As with most breads of this type, this is even better the second day, but you may find that the fragrance filling the house while it bakes will make it hard for anyone to wait that long to try this out. Spread it with a little butter or cream cheese that has been softened and mixed with a bit of orange juice and grated orange rind or just eat it unadorned. Good enough for dessert and not just as a bread.
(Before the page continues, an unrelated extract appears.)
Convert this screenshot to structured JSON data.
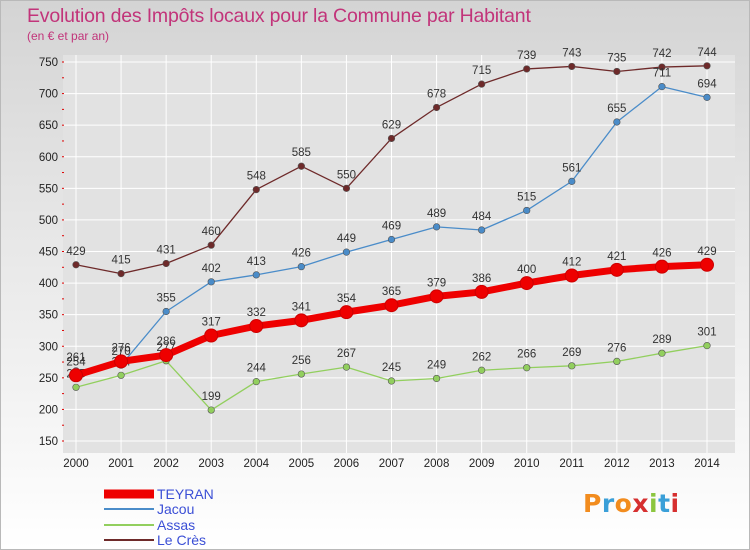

Purchased apple butter should work fine for this bread, but I have not tested it with anything bu my own, homemade and wonderful, stuff. You can find my apple butter recipe (actually my sister Merry’s recipe) at

I did decrease the cloves a bit when I made this batch, since our family prefers a little less of that very strong spice. One more nice thing about making your own–you can adjust the spices to match your own preferences!

Apple Butter Bread
1/3 cup canola oil
1 cup brown sugar
1 egg
3/4 cup water
1 T lemon juice
1/2 c nonfat dried milk powder
2 tsp baking soda
1 cups all-purpose flour
1 c whole wheat flour
1 tsp ground cinnamon
1 tsp ground nutmeg
1 tsp ground allspice
1 cup apple butter
3/4 cup chopped walnuts
1/2 c dried cranberries
1.  Put the cranberries in the water and microwave about 1 to 2 minutes. Set aside to cool.
2.  Combine oil, brown sugar, egg, lemon juice, apple butter, and dried milk powder. 
3.  Sift together dried ingredients.
4.  Alternately add the flour mixture and cooled cranberries and water to the egg and oil mixture. Stir just to blend. Fold in the nuts.
5.  Pour the batter into two well-greased 8 ½ X 4 ½  inch loaf pans. This might be a good time to use a baking spray like Pam, to be sure that the breads will not stick to the pans when done–an all too common problem with some of this rich breads!
6.  Bake at 350 degrees (325 if in a glass pan) for about 35 to 37 minutes. Allow to cool in the pans for 10 to 12 minutes before turning out on to a rack. If storing for more than a day, these are best kept tightly wrapped in the refrigerator.
If you do not have dried milk available, make the following changes:
Use 3/4 c skim or 2 % milk instead of water.
Do NOT heat the cranberries in the milk. Instead in step 4, add the milk alternately with the flour mixture. Then fold in the dried cranberries with the nuts. 

 (NOTE: Okay, so the recipe calls for using two 8 ½ X 4 ½  inch loaf pans, but you may have noticed the photo shows two differently shaped loaves. I only have one of these pans in my cupboard, so one of the loaves was baked in a 9 X 5 inch pan. It just makes a little broader slice, which may be your preference anyway!